Mural brings together community
It’s all about community.
Community is where you go to church, shop for groceries, meet your friends or earn your living.
That’s why the massive mural being painted on the inside of Riverfront’s Barberry Drive office and work center features scenes from the community.
Riverfront provides training and opportunities for people with cognitive disabilities and mental illnesses.
“The project is a representation of our belief that these folks are a part of—and an asset to—our community,” said Marcia Jagodzinske, president and CEO of Riverfront.
Janesville artist James Richter is painting the mural that runs across a series of interior walls.
“It’s going to have a town square look,” Richter said.
It’s fitting that Richter was chosen for the project: His “day job” is working at Catholic Charities with people who have developmental disabilities.
Most of the interior walls have a large picture window and a door, and Richter is painting them to look like storefronts. For example, he’s created a candy store, barbershop and a theater.
Some of the rooms will actually serve as what they are—the theater room will house a large screen television for movies.
He’s also painting a variety of local landmarks including Mercy Hospital and Rotary Gardens.
It was a daunting process to tackle.
“The walls were white, bland and institutional looking—and there’s 20-foot ceilings,” Richter said. “I have a little problem with heights, too. Some nights I was really holding on to that ladder.”
Local residents might remember the work Richter did for the Chevys on the Circuit project in the summer of 2006. He painted three cars including “See the USA in your Chevrolet,” “Baseball, Apple Pie and Chevrolet” and “Storm Chaser.”

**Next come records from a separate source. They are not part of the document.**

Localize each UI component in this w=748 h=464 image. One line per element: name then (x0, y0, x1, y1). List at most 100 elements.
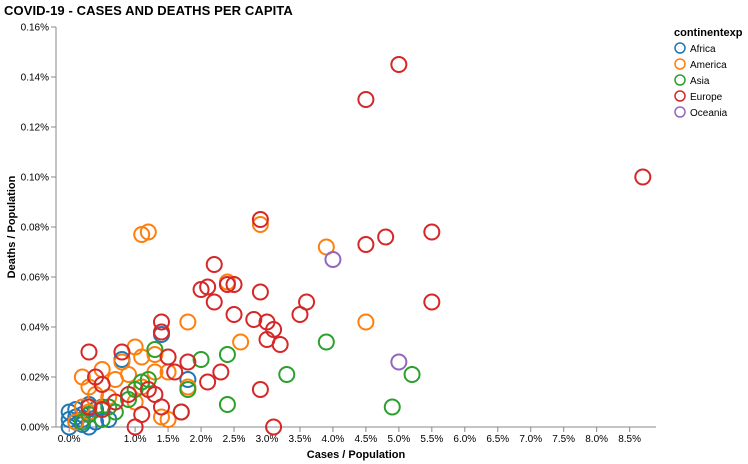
y-tick-label: 0.10% (21, 173, 49, 184)
y-tick-label: 0.16% (21, 23, 49, 34)
data-point-europe (390, 56, 408, 73)
y-tick-label: 0.14% (21, 73, 49, 84)
data-point-asia (278, 366, 296, 383)
x-tick-label: 1.0% (124, 434, 147, 445)
x-tick-label: 6.0% (453, 434, 476, 445)
legend-symbol (674, 42, 686, 54)
data-point-europe (152, 313, 170, 331)
data-point-europe (159, 348, 177, 366)
data-point-europe (291, 306, 309, 323)
data-point-america (120, 366, 138, 383)
legend-label: Africa (690, 44, 716, 55)
data-point-europe (225, 306, 243, 323)
data-point-europe (218, 276, 236, 293)
data-point-europe (80, 398, 98, 416)
data-point-america (357, 313, 375, 331)
x-tick-label: 4.0% (322, 434, 345, 445)
x-tick-label: 0.0% (58, 434, 81, 445)
x-axis: 0.0% 1.0% 1.5% 2.0% 2.5% 3.0% 3.5% 4.0% 4.5% 5.0%… (56, 426, 656, 445)
data-point-europe (80, 343, 98, 361)
data-point-europe (133, 406, 151, 423)
x-tick-label: 2.0% (190, 434, 213, 445)
data-point-europe (357, 91, 375, 108)
data-point-europe (377, 228, 395, 246)
data-point-europe (205, 256, 223, 273)
data-point-europe (634, 168, 652, 186)
data-point-europe (423, 223, 441, 241)
x-tick-label: 7.5% (552, 434, 575, 445)
data-point-asia (383, 398, 401, 416)
legend-label: Asia (690, 76, 710, 87)
data-point-europe (93, 376, 111, 393)
y-axis-title: Deaths / Population (6, 175, 18, 278)
legend: continentexp Africa America Asia Europe Ocea… (674, 27, 743, 119)
legend-label: America (690, 60, 727, 71)
data-point-asia (218, 346, 236, 363)
data-point-asia (218, 396, 236, 413)
x-tick-label: 5.0% (387, 434, 410, 445)
x-tick-label: 8.0% (585, 434, 608, 445)
x-tick-label: 5.5% (420, 434, 443, 445)
data-point-europe (251, 283, 269, 301)
y-tick-label: 0.02% (21, 373, 49, 384)
x-tick-label: 6.5% (486, 434, 509, 445)
data-point-europe (423, 293, 441, 311)
data-point-america (232, 333, 250, 351)
data-point-asia (146, 341, 164, 358)
data-point-europe (225, 276, 243, 293)
legend-symbol (674, 106, 686, 118)
data-point-america (146, 346, 164, 363)
x-tick-label: 7.0% (519, 434, 542, 445)
y-tick-label: 0.04% (21, 323, 49, 334)
data-point-america (73, 368, 91, 386)
x-axis-title: Cases / Population (307, 449, 406, 461)
data-point-america (133, 348, 151, 366)
data-point-asia (179, 381, 197, 398)
data-point-america (67, 413, 85, 431)
data-point-europe (172, 403, 190, 421)
data-point-europe (152, 323, 170, 341)
data-point-europe (251, 211, 269, 228)
x-tick-label: 8.5% (618, 434, 641, 445)
x-tick-label: 2.5% (223, 434, 246, 445)
x-tick-label: 3.0% (256, 434, 279, 445)
legend-title: continentexp (674, 27, 743, 39)
legend-label: Europe (690, 92, 723, 103)
data-points (60, 56, 652, 436)
x-tick-label: 1.5% (157, 434, 180, 445)
data-point-asia (139, 371, 157, 388)
data-point-europe (212, 363, 230, 381)
data-point-asia (403, 366, 421, 383)
data-point-oceania (324, 251, 342, 268)
data-point-europe (106, 393, 124, 411)
data-point-europe (357, 236, 375, 253)
data-point-europe (179, 353, 197, 371)
data-point-europe (120, 386, 138, 403)
data-point-asia (192, 351, 210, 368)
data-point-europe (205, 293, 223, 311)
data-point-america (139, 223, 157, 241)
data-point-africa (179, 371, 197, 388)
data-point-europe (251, 381, 269, 398)
legend-symbol (674, 90, 686, 102)
x-tick-label: 3.5% (289, 434, 312, 445)
data-point-europe (271, 336, 289, 353)
legend-label: Oceania (690, 108, 728, 119)
legend-symbol (674, 74, 686, 86)
y-axis: 0.00% 0.02% 0.04% 0.06% 0.08% 0.10% 0.12% 0.14%… (21, 23, 57, 434)
x-tick-label: 4.5% (354, 434, 377, 445)
data-point-europe (152, 398, 170, 416)
y-tick-label: 0.06% (21, 273, 49, 284)
data-point-asia (317, 333, 335, 351)
chart-title: COVID-19 - CASES AND DEATHS PER CAPITA (4, 3, 293, 18)
data-point-america (251, 216, 269, 233)
data-point-america (179, 313, 197, 331)
data-point-europe (265, 418, 283, 436)
y-tick-label: 0.00% (21, 423, 49, 434)
data-point-oceania (390, 353, 408, 371)
data-point-europe (245, 311, 263, 328)
data-point-europe (93, 401, 111, 418)
y-tick-label: 0.12% (21, 123, 49, 134)
legend-symbol (674, 58, 686, 70)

Richter was recently featured in a two-man show at the Monroe Arts Center.
The artist has been working nights on the project since the last week in October, and he expects to be finished early in December.
The work will be especially meaningful for Riverfront’s clients, Jagodzinske said.
Some of Riverfront’s clients grew up in the community; others spent most of their lives in institutions.
“For some folks, we serve as the introduction to the community,” Jagodzinske said. “We wanted to reflect that community within our physical property.”